Yesterday, I had the joy of meeting the new Patriarch of the Melkite Greek Catholics who was in Ottawa as part of a congress bringing together bishops from the countries of immigration. Then I attended Vespers at St. Peter and St. Paul Church in Ottawa.
Though the service was in Arabic, a screen showed the English translation of some of the prayers. There were Psalms and the Phos Hilarion, but wow, what a different, oriental setting than the one we sing at our Evensong. Beautiful and beautifully done by an all male choir.
I found it thrilling to be there, including the fact that I am, as a Catholic, in communion with them, yet our worship style and culture is so different. Our unity comes from our unity in the faith and our communion with the Bishop of Rome.
I also mused how it would be a shame if their unique and ancient expression of the Catholic faith were to die out, or to be homogenized into a one-size-fits all, bland lowest common denominator version, like a trademarked brand. Yet, I am opposed to any diversity that fiddles around with the faith once-delivered to the Apostles. The Anglican world has tried that.

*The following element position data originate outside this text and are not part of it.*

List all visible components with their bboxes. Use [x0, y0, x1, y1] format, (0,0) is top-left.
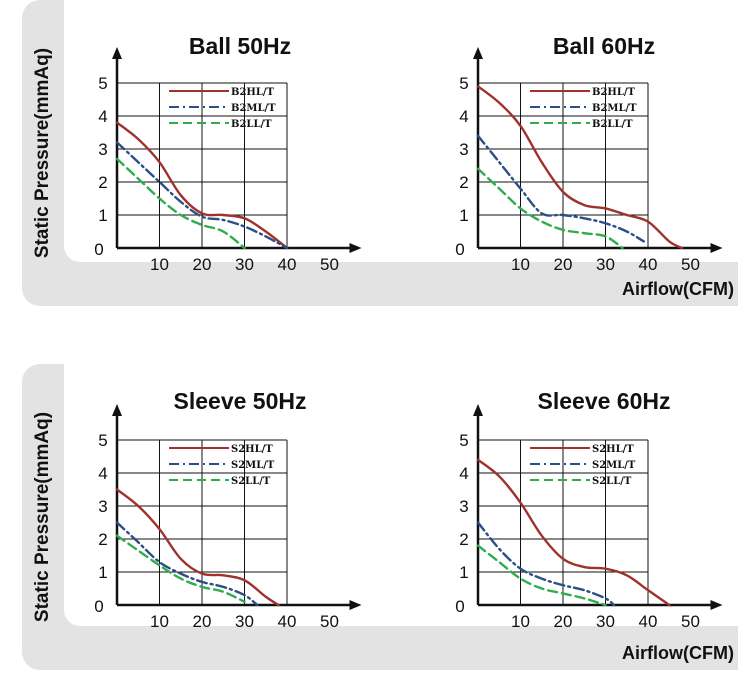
x-axis-arrow — [349, 600, 362, 610]
chart-title: Sleeve 60Hz — [538, 388, 671, 414]
series-line-b2ml-t — [115, 141, 289, 250]
legend-label: S2LL/T — [592, 476, 632, 487]
series-line-s2ml-t — [115, 521, 259, 607]
legend-label: B2HL/T — [231, 87, 275, 98]
legend-label: S2ML/T — [231, 460, 275, 471]
y-axis-arrow — [112, 404, 122, 416]
x-tick-label: 10 — [511, 255, 530, 274]
x-tick-label: 20 — [554, 612, 573, 631]
series-line-s2ll-t — [476, 544, 607, 607]
chart-2: Sleeve 50Hz 0 10 20 30 40 50 1 2 3 4 5 S2HL/T S2ML/T S… — [94, 388, 362, 631]
legend-label: B2HL/T — [592, 87, 636, 98]
legend-label: S2LL/T — [231, 476, 271, 487]
panel-plot-area — [64, 364, 738, 626]
x-tick-label: 20 — [193, 612, 212, 631]
ball-panel: Static Pressure(mmAq) Airflow(CFM) — [22, 0, 738, 306]
legend-label: S2HL/T — [592, 444, 634, 455]
origin-tick-label: 0 — [94, 240, 103, 259]
series-line-b2ml-t — [476, 134, 645, 243]
chart-0: Ball 50Hz 0 10 20 30 40 50 1 2 3 4 5 B2HL/T B2ML/T B2L… — [94, 33, 362, 274]
x-tick-label: 50 — [681, 612, 700, 631]
y-tick-label: 2 — [459, 530, 468, 549]
x-tick-label: 30 — [235, 612, 254, 631]
legend-label: B2ML/T — [592, 103, 637, 114]
series-line-s2hl-t — [115, 488, 280, 607]
x-axis-label: Airflow(CFM) — [622, 279, 734, 299]
origin-tick-label: 0 — [455, 597, 464, 616]
y-tick-label: 4 — [459, 107, 468, 126]
chart-3: Sleeve 60Hz 0 10 20 30 40 50 1 2 3 4 5 S2HL/T S2ML/T S… — [455, 388, 723, 631]
x-tick-label: 10 — [511, 612, 530, 631]
y-tick-label: 4 — [98, 107, 107, 126]
y-tick-label: 4 — [98, 464, 107, 483]
chart-title: Ball 60Hz — [553, 33, 655, 59]
x-tick-label: 50 — [320, 612, 339, 631]
series-line-s2ll-t — [115, 534, 246, 603]
series-line-b2hl-t — [476, 85, 684, 250]
y-tick-label: 1 — [459, 563, 468, 582]
legend-label: B2LL/T — [231, 119, 272, 130]
x-tick-label: 50 — [320, 255, 339, 274]
y-axis-arrow — [473, 47, 483, 59]
x-tick-label: 20 — [193, 255, 212, 274]
x-tick-label: 40 — [278, 255, 297, 274]
legend-label: S2HL/T — [231, 444, 273, 455]
y-tick-label: 1 — [98, 563, 107, 582]
x-tick-label: 30 — [235, 255, 254, 274]
y-tick-label: 3 — [459, 140, 468, 159]
y-tick-label: 2 — [98, 530, 107, 549]
y-tick-label: 1 — [98, 206, 107, 225]
series-line-s2hl-t — [476, 458, 671, 607]
legend-label: S2ML/T — [592, 460, 636, 471]
y-tick-label: 3 — [459, 497, 468, 516]
legend-label: B2ML/T — [231, 103, 276, 114]
origin-tick-label: 0 — [455, 240, 464, 259]
series-line-b2hl-t — [115, 121, 289, 250]
x-tick-label: 10 — [150, 612, 169, 631]
chart-title: Ball 50Hz — [189, 33, 291, 59]
chart-1: Ball 60Hz 0 10 20 30 40 50 1 2 3 4 5 B2HL/T B2ML/T B2L… — [455, 33, 723, 274]
x-tick-label: 20 — [554, 255, 573, 274]
y-tick-label: 3 — [98, 140, 107, 159]
sleeve-panel: Static Pressure(mmAq) Airflow(CFM) — [22, 364, 738, 670]
series-line-s2ml-t — [476, 521, 616, 607]
x-axis-arrow — [710, 243, 723, 253]
y-tick-label: 5 — [98, 74, 107, 93]
legend-label: B2LL/T — [592, 119, 633, 130]
chart-title: Sleeve 50Hz — [174, 388, 307, 414]
x-tick-label: 30 — [596, 255, 615, 274]
series-line-b2ll-t — [115, 157, 246, 250]
y-tick-label: 5 — [459, 431, 468, 450]
x-axis-arrow — [349, 243, 362, 253]
origin-tick-label: 0 — [94, 597, 103, 616]
y-axis-arrow — [473, 404, 483, 416]
y-tick-label: 2 — [98, 173, 107, 192]
y-tick-label: 4 — [459, 464, 468, 483]
y-tick-label: 2 — [459, 173, 468, 192]
y-tick-label: 1 — [459, 206, 468, 225]
x-tick-label: 40 — [278, 612, 297, 631]
series-line-b2ll-t — [476, 167, 624, 250]
y-tick-label: 5 — [98, 431, 107, 450]
x-tick-label: 40 — [639, 612, 658, 631]
panel-plot-area — [64, 0, 738, 262]
x-axis-label: Airflow(CFM) — [622, 643, 734, 663]
x-axis-arrow — [710, 600, 723, 610]
x-tick-label: 50 — [681, 255, 700, 274]
x-tick-label: 40 — [639, 255, 658, 274]
y-tick-label: 3 — [98, 497, 107, 516]
y-tick-label: 5 — [459, 74, 468, 93]
y-axis-arrow — [112, 47, 122, 59]
x-tick-label: 10 — [150, 255, 169, 274]
x-tick-label: 30 — [596, 612, 615, 631]
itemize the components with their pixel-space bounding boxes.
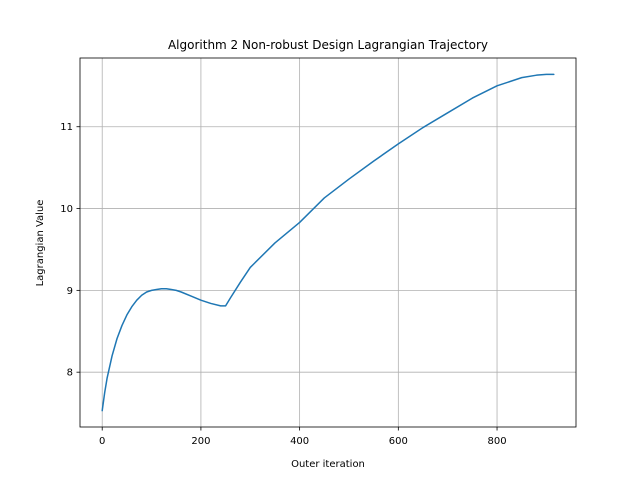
x-tick-label: 200: [191, 436, 210, 447]
grid-lines: [80, 58, 576, 427]
plot-area-frame: [79, 57, 577, 428]
chart-title: Algorithm 2 Non-robust Design Lagrangian…: [168, 38, 488, 52]
y-tick-label: 10: [60, 204, 73, 215]
series-line: [101, 73, 555, 412]
y-tick-label: 11: [60, 122, 73, 133]
data-series: [101, 73, 555, 412]
y-tick-label: 9: [67, 286, 73, 297]
x-tick-label: 400: [290, 436, 309, 447]
x-axis-label: Outer iteration: [291, 459, 365, 470]
y-axis-label: Lagrangian Value: [35, 200, 46, 287]
axis-ticks: 0 200 400 600 800 8 9 10 11: [60, 122, 506, 447]
x-tick-label: 600: [389, 436, 408, 447]
x-tick-label: 0: [99, 436, 105, 447]
y-tick-label: 8: [67, 368, 73, 379]
x-tick-label: 800: [487, 436, 506, 447]
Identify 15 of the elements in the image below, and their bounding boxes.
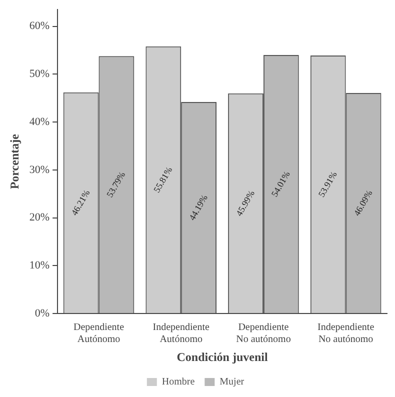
legend-label: Hombre: [162, 376, 196, 388]
y-tick-label: 20%: [29, 212, 50, 224]
y-tick-label: 0%: [34, 307, 50, 320]
x-tick-label: Dependiente Autónomo: [73, 322, 125, 346]
x-axis-title: Condición juvenil: [176, 350, 268, 364]
y-tick-label: 10%: [29, 260, 50, 272]
y-axis-title: Porcentaje: [7, 133, 22, 190]
y-tick-label: 40%: [29, 116, 50, 128]
y-tick-label: 50%: [29, 68, 50, 80]
x-tick-label: Independiente No autónomo: [318, 322, 375, 346]
y-tick-label: 30%: [29, 164, 50, 176]
legend-label: Mujer: [220, 376, 245, 388]
x-tick-label: Independiente Autónomo: [152, 322, 210, 346]
y-tick-label: 60%: [29, 20, 50, 32]
x-tick-label: Dependiente No autónomo: [236, 322, 291, 346]
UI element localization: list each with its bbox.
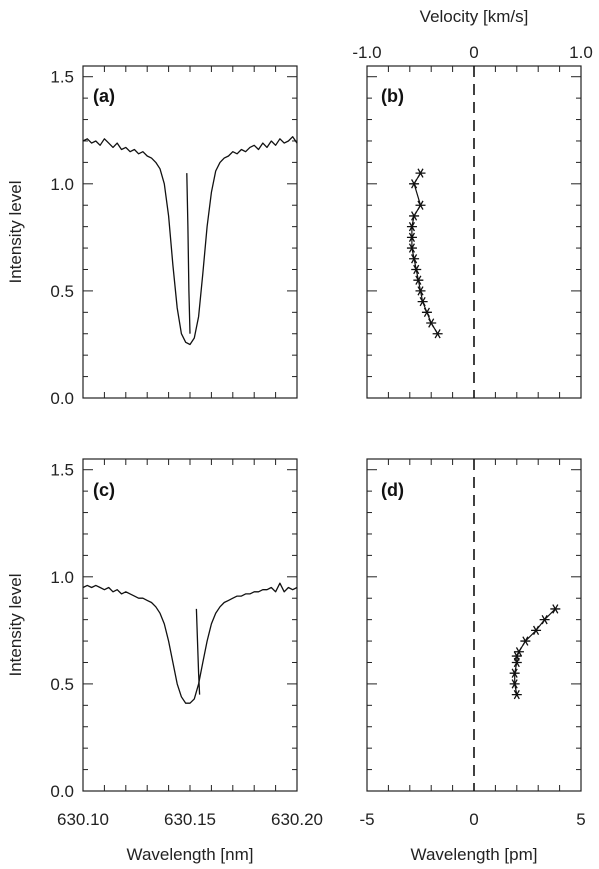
panel-a-ytick-label: 1.0 — [50, 175, 74, 194]
panel-c-series-1-line — [195, 608, 201, 695]
panel-d-point — [550, 604, 561, 614]
panel-b-point — [417, 296, 428, 307]
panel-b-point — [421, 307, 432, 317]
panel-d-point — [520, 636, 531, 646]
panel-c-frame — [82, 458, 298, 792]
panel-c-xtick-label: 630.15 — [164, 810, 216, 829]
panel-b-top-xtick-label: 0 — [469, 43, 478, 62]
panel-c-series-0-line — [82, 582, 298, 704]
panel-d-xtick-label: 5 — [576, 810, 585, 829]
panel-d-point — [531, 625, 542, 636]
panel-b-point — [406, 221, 417, 232]
panel-d-xtick-label: -5 — [359, 810, 374, 829]
panel-b-point — [411, 264, 422, 275]
panel-b-point — [409, 254, 420, 264]
panel-c-ytick-label: 1.0 — [50, 568, 74, 587]
panel-c-label: (c) — [93, 480, 115, 500]
panel-b-point — [415, 200, 426, 210]
panel-b-point — [432, 329, 443, 339]
panel-b-top-xtick-label: 1.0 — [569, 43, 593, 62]
panel-b-point — [406, 232, 417, 243]
panel-b-top-xtick-label: -1.0 — [352, 43, 381, 62]
panel-b-point — [413, 275, 424, 285]
panel-a-ytick-label: 1.5 — [50, 68, 74, 87]
y-axis-title-bottom: Intensity level — [6, 574, 25, 677]
panel-a-ytick-label: 0.0 — [50, 389, 74, 408]
panel-d-point — [509, 679, 520, 689]
panel-b-label: (b) — [381, 86, 404, 106]
panel-d-point — [539, 614, 550, 625]
panel-b-point — [406, 243, 417, 253]
panel-d-point — [509, 668, 520, 678]
panel-c-xtick-label: 630.10 — [57, 810, 109, 829]
panel-b-point — [415, 168, 426, 178]
panel-a-label: (a) — [93, 86, 115, 106]
panel-d-point — [513, 647, 524, 657]
panel-b-point — [409, 211, 420, 221]
panel-c-ytick-label: 1.5 — [50, 461, 74, 480]
panel-d-point — [511, 689, 522, 700]
x-axis-title-left: Wavelength [nm] — [127, 845, 254, 864]
panel-a-series-1-line — [186, 173, 191, 334]
panel-b-point — [409, 179, 420, 189]
panel-b-point — [426, 318, 437, 328]
panel-d-xtick-label: 0 — [469, 810, 478, 829]
panel-c-xtick-label: 630.20 — [271, 810, 323, 829]
x-axis-title-right: Wavelength [pm] — [411, 845, 538, 864]
top-x-axis-title: Velocity [km/s] — [420, 7, 529, 26]
panel-a-frame — [82, 65, 298, 399]
panel-a-series-0-line — [82, 136, 298, 346]
panel-a-ytick-label: 0.5 — [50, 282, 74, 301]
chart-marks: 0.0 0.5 1.0 1.5 -1.0 0 1.0 0.0 0.5 1.0 1.5 630.10 63… — [50, 43, 592, 829]
panel-d-label: (d) — [381, 480, 404, 500]
panel-c-ytick-label: 0.0 — [50, 782, 74, 801]
panel-c-ytick-label: 0.5 — [50, 675, 74, 694]
y-axis-title-top: Intensity level — [6, 181, 25, 284]
panel-b-point — [415, 286, 426, 296]
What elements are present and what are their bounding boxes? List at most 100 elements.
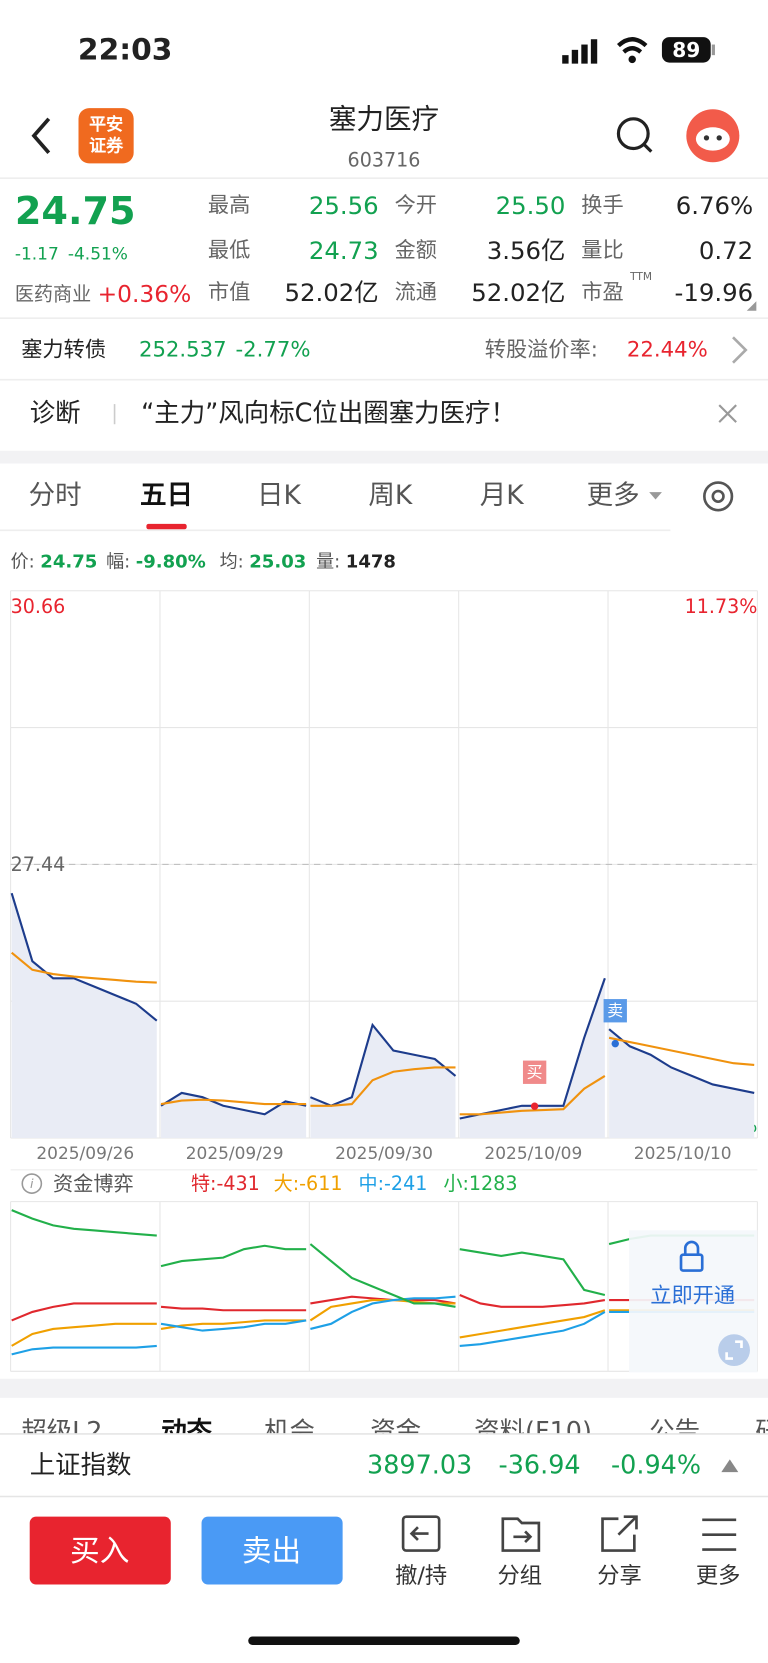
bond-arrow[interactable] xyxy=(732,336,748,364)
fund-line xyxy=(11,1344,157,1356)
price-line xyxy=(608,1028,755,1094)
sector-change: +0.36% xyxy=(98,280,192,308)
fund-line xyxy=(309,1243,456,1308)
more-caret xyxy=(649,492,662,500)
chart-tab[interactable]: 分时 xyxy=(29,480,82,511)
bond-name[interactable]: 塞力转债 xyxy=(21,337,106,362)
x-tick-label: 2025/09/30 xyxy=(335,1144,433,1164)
info-label: 幅: xyxy=(106,552,130,573)
diagnosis-text[interactable]: “主力”风向标C位出圈塞力医疗！ xyxy=(141,399,516,429)
y2-tick-label: 11.73% xyxy=(685,595,758,618)
buy-label: 买 xyxy=(527,1063,543,1082)
sell-label: 卖 xyxy=(607,1001,623,1020)
average-line xyxy=(310,1066,456,1107)
tab-underline xyxy=(146,523,187,530)
expand-arrow[interactable] xyxy=(721,1459,739,1473)
gap xyxy=(0,1378,768,1398)
info-value: 24.75 xyxy=(40,552,97,573)
signal-icon xyxy=(562,39,598,64)
sell-button[interactable] xyxy=(201,1516,343,1585)
stat-label: 换手 xyxy=(581,193,623,218)
index-name[interactable]: 上证指数 xyxy=(30,1451,132,1481)
info-value: -9.80% xyxy=(136,552,206,573)
close-button[interactable] xyxy=(718,404,737,423)
assistant-avatar[interactable] xyxy=(686,109,740,163)
corner-mark xyxy=(746,301,757,311)
settings-button[interactable] xyxy=(703,481,734,512)
chart-tab[interactable]: 五日 xyxy=(140,480,193,511)
chart-tab[interactable]: 周K xyxy=(368,480,413,511)
index-change-pct: -0.94% xyxy=(611,1451,701,1481)
stat-value: 25.56 xyxy=(309,191,379,220)
premium-label: 转股溢价率: xyxy=(485,337,598,362)
tool-icons xyxy=(401,1515,737,1552)
stat-value: -19.96 xyxy=(675,278,754,307)
battery xyxy=(661,37,711,63)
fund-title: 资金博弈 xyxy=(53,1172,134,1196)
x-tick-label: 2025/10/09 xyxy=(484,1144,582,1164)
price-area xyxy=(161,1092,307,1139)
lock-icon xyxy=(679,1240,704,1272)
unlock-button[interactable]: 立即开通 xyxy=(650,1284,735,1309)
stat-label: 流通 xyxy=(395,280,437,305)
home-indicator xyxy=(248,1636,520,1645)
stat-value: 25.50 xyxy=(496,191,566,220)
fund-line xyxy=(459,1311,606,1347)
tool-label[interactable]: 撤/持 xyxy=(395,1563,447,1589)
stock-name: 塞力医疗 xyxy=(329,102,439,135)
price-line xyxy=(10,892,158,1022)
fund-line xyxy=(160,1319,307,1332)
chart-tab[interactable]: 月K xyxy=(480,480,525,511)
average-line xyxy=(459,1075,606,1116)
buy-dot xyxy=(530,1102,539,1110)
quote-stats: 最高 25.56 今开 25.50 换手 6.76% 最低 24.73 金额 3.56亿 量比 0.7… xyxy=(208,191,753,307)
gap xyxy=(0,450,768,464)
info-value: 1478 xyxy=(346,552,396,573)
info-icon xyxy=(21,1173,43,1194)
chart-tabs: 分时 五日 日K 周K 月K 更多 xyxy=(29,480,640,511)
x-tick-label: 2025/09/29 xyxy=(186,1144,284,1164)
back-button[interactable] xyxy=(31,117,51,154)
price-chart: 30.6627.4424.2211.73%-11.73%2025/09/2620… xyxy=(10,590,758,1164)
info-line: 价: 24.75 幅: -9.80% 均: 25.03 量: 1478 xyxy=(11,552,396,573)
expand-button[interactable] xyxy=(718,1334,750,1367)
price-area xyxy=(11,893,157,1139)
x-tick-label: 2025/09/26 xyxy=(36,1144,134,1164)
index-change: -36.94 xyxy=(499,1451,581,1481)
stat-label: 量比 xyxy=(581,238,623,263)
buy-button[interactable] xyxy=(29,1516,171,1585)
info-label: 量: xyxy=(316,552,340,573)
info-label: 均: xyxy=(220,552,244,573)
sector-name: 医药商业 xyxy=(15,282,91,305)
tool-label[interactable]: 分组 xyxy=(498,1563,543,1589)
chart-tab[interactable]: 日K xyxy=(257,480,302,511)
buy-marker xyxy=(522,1060,547,1084)
wifi-icon xyxy=(616,37,648,54)
stat-label: 市盈 xyxy=(581,280,623,305)
stat-value: 3.56亿 xyxy=(487,236,566,265)
price-area xyxy=(609,1029,755,1139)
buy-label[interactable]: 买入 xyxy=(70,1534,129,1569)
price-area xyxy=(310,1024,456,1139)
stat-value: 24.73 xyxy=(309,236,379,265)
sell-dot xyxy=(611,1039,619,1048)
stat-label: 金额 xyxy=(395,238,437,263)
sell-label[interactable]: 卖出 xyxy=(242,1534,301,1569)
tool-label[interactable]: 更多 xyxy=(696,1563,741,1589)
price-area xyxy=(459,978,605,1139)
diagnosis-label: 诊断 xyxy=(30,399,81,429)
fund-line xyxy=(160,1319,307,1330)
premium-value: 22.44% xyxy=(627,337,708,362)
stat-label: 市值 xyxy=(208,280,250,305)
battery-tip xyxy=(711,44,715,56)
search-button[interactable] xyxy=(616,117,653,153)
logo-text: 证券 xyxy=(89,135,124,156)
tool-label[interactable]: 分享 xyxy=(597,1563,642,1589)
x-tick-label: 2025/10/10 xyxy=(634,1144,732,1164)
stock-code: 603716 xyxy=(348,149,421,172)
chart-tab[interactable]: 更多 xyxy=(587,480,640,511)
average-line xyxy=(10,951,157,984)
info-label: 价: xyxy=(11,552,35,573)
stat-value: 52.02亿 xyxy=(285,278,379,307)
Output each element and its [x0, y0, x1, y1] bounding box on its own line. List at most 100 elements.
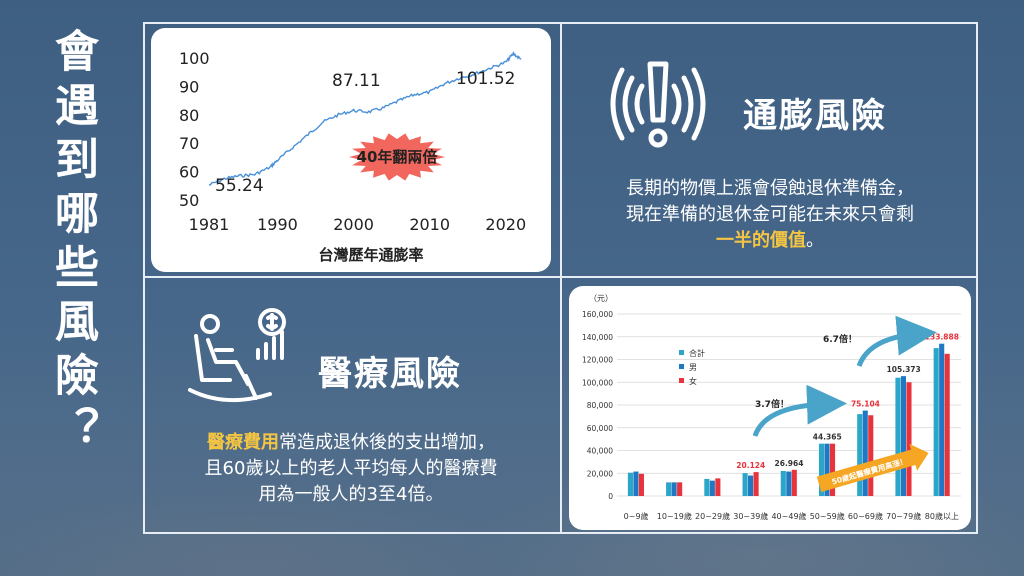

Big fail.
In an interview afterwards with the Patriarch Youssef Absi and the Canadian Eparchial Bishop Ibrahim Ibrahim, we discussed the challenges facing Melkites in the Middle East and in Canada.
In the Middle East, war, instability and emigration threaten their ability to maintain their communities; here in Canada its atheism, consumerism, and all the subtle forces of assimilation and cultural homogenization.
“In the Middle East if you are born a Melkite, you die a Melkite,” Bishop Ibrahim explained. But here in Canada there’s a risk not only of not dying a Melkite but of not dying a even as a Catholic, of losing one’s faith altogether. Convenience, losing the language, a desire of children to fit in with their peers, all mitigate against passing on the faith in this unique expression.
I remember a discussion I had with a Ukrainian Catholic priest once about the dangers of ethnic parishes merely becoming a place where the language and culture are pass on, with the faith and sharing the Gospel receding into the background.
This goes back to my conversation with one of our new board members about ensuring we are about the salvation of souls while maintaining our traditions and our ethos within the Catholic Church. We may be less convenient, perhaps offering worship at odd times, or in a school or less than optimum borrowed space; our people may have to drive further distances when there is a local Roman Catholic parish within walking distance. We may lack the beautiful music and church building of some of the Anglican churches some of us left behind. Thus it is all the more incumbent upon us to make sure it is the fire of the Holy Spirit that unites our communities in mission and attracts new members to join us.
I feel deeply blessed by yesterday’s encounter and happy to observe the Holy Spirit fire is alive and well among the Melkite Catholics.